Me gustaría pedirte un favor.

Claro, lo que quieras le contesté, aunque sin mucho convencimiento.

Tú le ves casi todos los días. Quizá podrías... no sé, estar un poco alerta, tratar de descubrir si hay algo fuera de lo normal. Quizá esto también afecte a su comportamiento en el trabajo.

¿Me estás pidiendo que espíe a mi jefe?

No, yo... se ruborizó. Espiar suena demasiado radical. Y aunque descubras algo, no te puedo pedir que pongas en riesgo tu trabajo. Mira, olvídalo. Simplemente, haz lo que tengas que hacer.

De momento, hice lo que tenía que hacer, que era no contestar para evitar decir algo de lo que me arrepintiera. Me sentía enfurecida por haber sido engañada. Melinda no me estaba contando sus problemas por considerarme su amiga, sino porque podía utilizarme. Pero también es verdad que últimamente me encontraba más irascible de lo normal, así que decidí callarme y analizar la situación a solas más tarde.

Por suerte, los primeros corredores ya habían dado casi la vuelta completa al parque Central y comenzaban a aparecer a mano izquierda. Maldije en mis pensamientos a Melinda por desviar mi atención de la carrera que era tan importante para mi hijo.

Después de varios minutos de ver cómo cientos de niños cruzaban la línea de meta entre los ánimos y aplausos de la multitud, Chris apareció a lo lejos. Se le veía cansado, corriendo tan despacio que cualquiera habría igualado su paso a pie. Incluso a mi distancia, podía percibir el abatimiento en su mirada.

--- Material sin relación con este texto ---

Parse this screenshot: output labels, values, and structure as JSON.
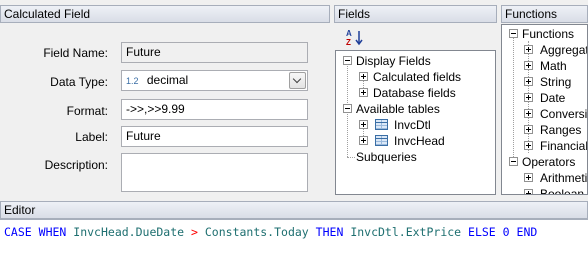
{
  "calc_field_panel": {
    "title": "Calculated Field",
    "field_name": {
      "label": "Field Name:",
      "value": "Future"
    },
    "data_type": {
      "label": "Data Type:",
      "type_icon": "1.2",
      "value": "decimal"
    },
    "format": {
      "label": "Format:",
      "value": "->>,>>9.99"
    },
    "display_label": {
      "label": "Label:",
      "value": "Future"
    },
    "description": {
      "label": "Description:",
      "value": ""
    }
  },
  "fields_panel": {
    "title": "Fields",
    "sort_icon": "sort-az-icon",
    "tree": {
      "display_fields": "Display Fields",
      "calculated_fields": "Calculated fields",
      "database_fields": "Database fields",
      "available_tables": "Available tables",
      "tables": [
        "InvcDtl",
        "InvcHead"
      ],
      "subqueries": "Subqueries"
    }
  },
  "functions_panel": {
    "title": "Functions",
    "functions_root": "Functions",
    "function_items": [
      "Aggregate",
      "Math",
      "String",
      "Date",
      "Conversion",
      "Ranges",
      "Financial"
    ],
    "operators_root": "Operators",
    "operator_items": [
      "Arithmetic",
      "Boolean"
    ]
  },
  "editor_panel": {
    "title": "Editor",
    "tokens": [
      {
        "t": "CASE",
        "c": "kw"
      },
      {
        "t": " ",
        "c": ""
      },
      {
        "t": "WHEN",
        "c": "kw"
      },
      {
        "t": " ",
        "c": ""
      },
      {
        "t": "InvcHead.DueDate",
        "c": "id"
      },
      {
        "t": " ",
        "c": ""
      },
      {
        "t": ">",
        "c": "op"
      },
      {
        "t": " ",
        "c": ""
      },
      {
        "t": "Constants.Today",
        "c": "id"
      },
      {
        "t": " ",
        "c": ""
      },
      {
        "t": "THEN",
        "c": "kw"
      },
      {
        "t": " ",
        "c": ""
      },
      {
        "t": "InvcDtl.ExtPrice",
        "c": "id"
      },
      {
        "t": " ",
        "c": ""
      },
      {
        "t": "ELSE",
        "c": "kw"
      },
      {
        "t": " ",
        "c": ""
      },
      {
        "t": "0",
        "c": "kw"
      },
      {
        "t": " ",
        "c": ""
      },
      {
        "t": "END",
        "c": "kw"
      }
    ]
  },
  "colors": {
    "keyword": "#0000ff",
    "identifier": "#1e6f70",
    "operator": "#ff0000"
  }
}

Y allí estaba otra vez aquella sensación. Comenzaba como un nudo en mi garganta y pronto se propagaba al pecho, haciéndome comprender a quien decía haber sentido como el alma se le caía a los pies.

Lo peor de todo era que aquel sentimiento de compasión hacia mi hijo encontraría salida en forma de rabia, y sabía perfectamente a quien iría dirigida.

Aquella tampoco sería una noche feliz en casa.